Momentos de desconexão com a dureza da labuta | …

Olga Lustosa

Assisti a aula magna do sociólogo italiano Domenico de Masi essa semana, ofertada pelo Instituto Conhecimento Liberta, onde ele reafirma a beleza da tese que o tornou famoso há duas décadas, conhecida como O Ócio Criativo, defendendo que precisamos incorporar em nossas rotinas a meditação e a reflexão, que precisamos de momentos de tranquilidade para refletir sobre nós mesmos, sobre nosso destino. “Temos a necessidade de amizade, de amor, de brincadeira e de beleza. Temos a necessidade da convivência. Essas necessidades não exigem dinheiro ou riqueza. Não é uma questão econômica, é uma questão de doação. Ao doar meu amor, não reduzo meu poder amoroso, pelo contrário, saio fortalecido”.

No livro há uma passagem em que De Masi fala que um executivo acerta nove em dez tentativas e segue gerenciando satisfatoriamente seu negócio. O indivíduo criativo faz o oposto: erra nove em dez tentativas, mas, quando acerta muda o mundo, abrindo novas possibilidades inovadoras. O ócio criativo consiste na possibilidade de realizar trabalhos nos quais o trabalhador desenvolve uma atividade que, ao mesmo tempo, é um trabalho com o qual ele cria riqueza, é estudo com o qual ele cria conhecimento, e é jogo com o qual ele cria bem-estar e brincadeira. Pode ser o trabalho da dona de casa, do sacerdote, do artista, do profissional, do padre, de quem desenvolve um trabalho com TI, com diversão, alegria e ensinamentos.
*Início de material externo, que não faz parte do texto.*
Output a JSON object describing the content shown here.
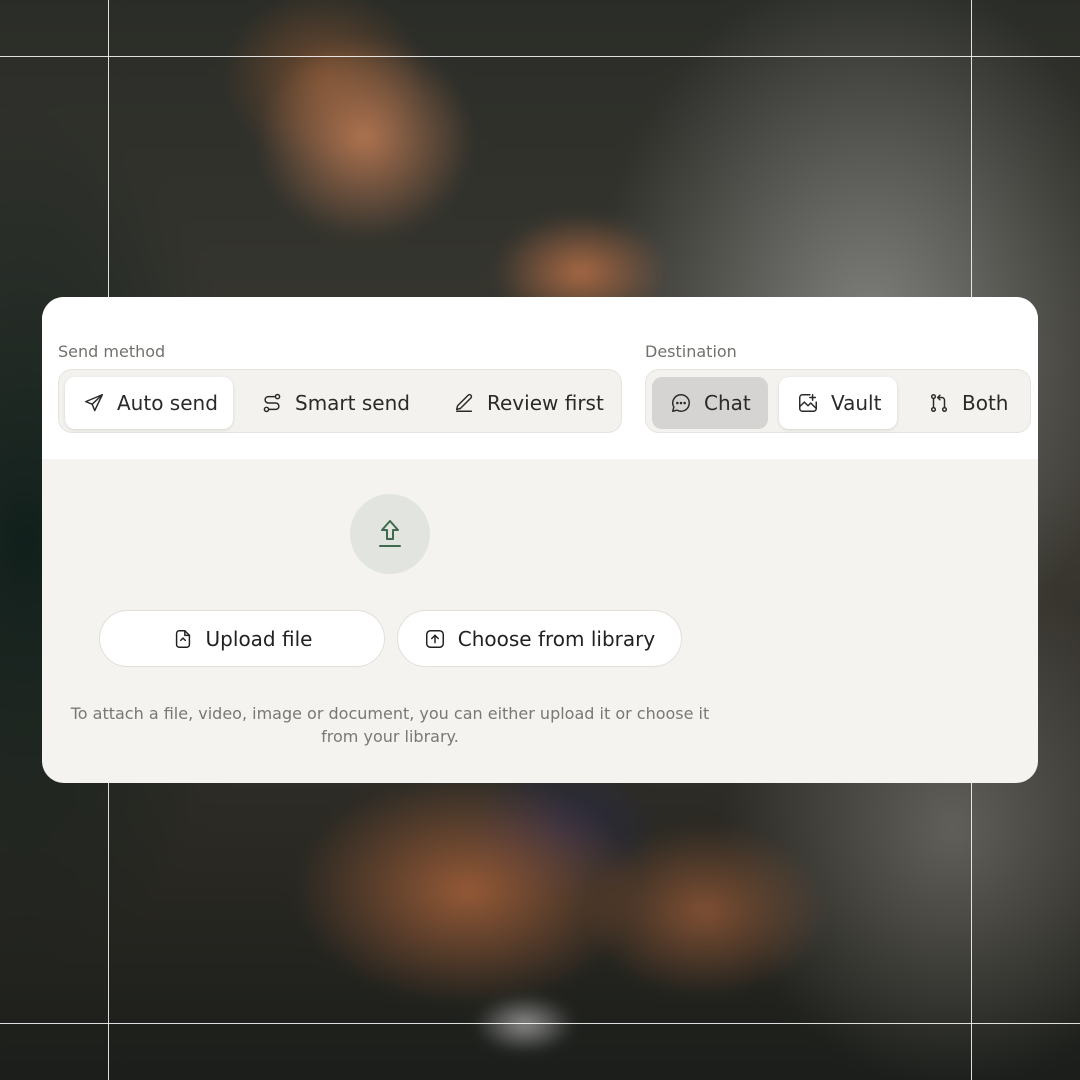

Precisamos espreitar a vida que acontece num ambiente, ainda que não seja o nosso, dançar ao ritmo da música eletrônica de Alok ainda que tenhamos sido contratados para limpar o chão da área do show

De Masi perpassa pelas mudanças experimentadas pelo mundo, fala das condições de vida consideradas ideais pelo filósofo Platão, em O banquete: “Conviver com um grupo de amigos criativos, paixão pela beleza e pela verdade, liberdade carismática e tempo à disposição sem a angústia de prazos e vencimentos improrrogáveis”. O ócio é, em certos casos, a liberdade de ter controle sobre o tempo. Aristóteles acreditava que a vida com tempo suficiente para ponderar o que é essencial, era mais suscetível de conduzir a felicidade do que a vida do comerciante ou do político muito ocupado.
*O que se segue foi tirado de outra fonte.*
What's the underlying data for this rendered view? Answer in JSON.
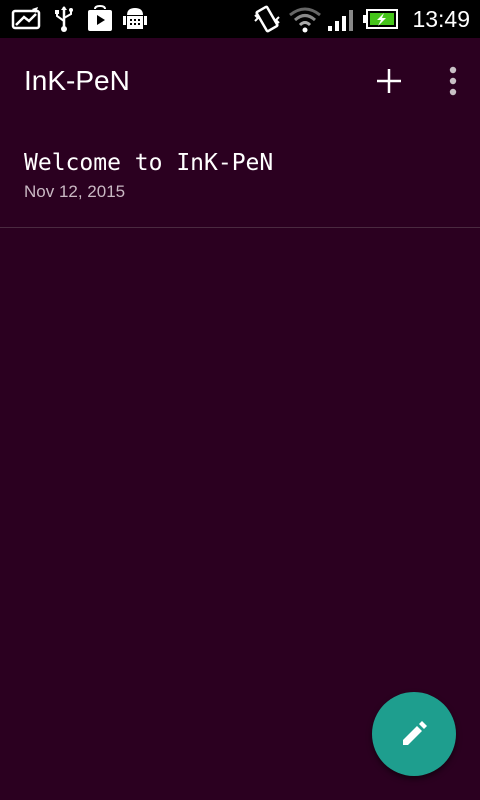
{
  "status_bar": {
    "time": "13:49",
    "icons": [
      "image-icon",
      "usb-icon",
      "play-store-icon",
      "android-debug-icon",
      "vibrate-icon",
      "wifi-icon",
      "signal-icon",
      "battery-charging-icon"
    ]
  },
  "app_bar": {
    "title": "InK-PeN",
    "actions": [
      "add-icon",
      "overflow-menu-icon"
    ]
  },
  "notes": [
    {
      "title": "Welcome to InK-PeN",
      "date": "Nov 12, 2015"
    }
  ],
  "fab": {
    "icon": "edit-icon",
    "color": "#1e9e8e"
  },
  "colors": {
    "background": "#2b0020",
    "status_bar": "#000000",
    "accent": "#1e9e8e"
  }
}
Faz o contraponto, ao falar da cada vez mais rápida escalada das novas tecnologias, que alcançará uma população mais longeva, “em média, o ser humano viverá de 780 mil a 790 mil horas (atualmente, a média é de 730 mil horas); marcada pela inteligência artificial, que se sobreporá a grande parte do trabalho intelectual realizado hoje”. No entanto, De Masi não reclama e diz que o avanço das tecnologias melhorou nossa qualidade de vida e propiciou, inclusive, a palestra dele, baseado em sua residência em Roma, para o público brasileiro. 
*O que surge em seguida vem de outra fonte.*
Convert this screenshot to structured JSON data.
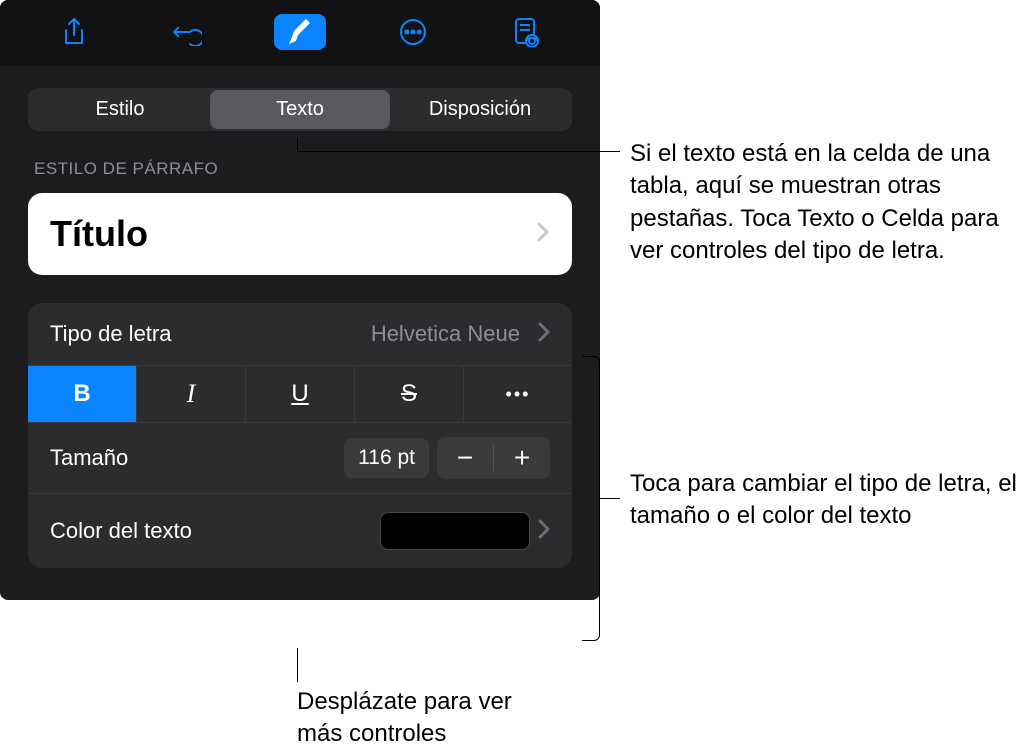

Assisti a aula e dias depois, um episódio reforçou minha crença que precisamos transportar a alegria que transborda nos momentos de ócio para nossas atividades diárias. Precisamos espreitar a vida que acontece num ambiente, ainda que não seja o nosso, dançar ao ritmo da música eletrônica de Alok ainda que tenhamos sido contratados para limpar o chão da área do show. A diarista Luzimar, trabalhadora de limpeza da festa onde o DJ tocava, foi filmada dançando alegremente com a vassoura e a pá na mão, em frente ao palco. A alegria da moça não durou. Luzimar não estava “fazendo nada”. Apenas emprestou alegria ao trabalho e não foi entendida.    

Ela perdeu a diária que receberia pelo dia de trabalho e a empresa postou justificando: “O pessoal da limpeza tem que ter postura, não é pago para ficar dançando”.  

Alok fez apelo nas mídias sociais para localizar Luzimar e reparar a punição sofrida pela diarista, além de ofertar-lhe uma ajuda bem mais significativa do que uma diária.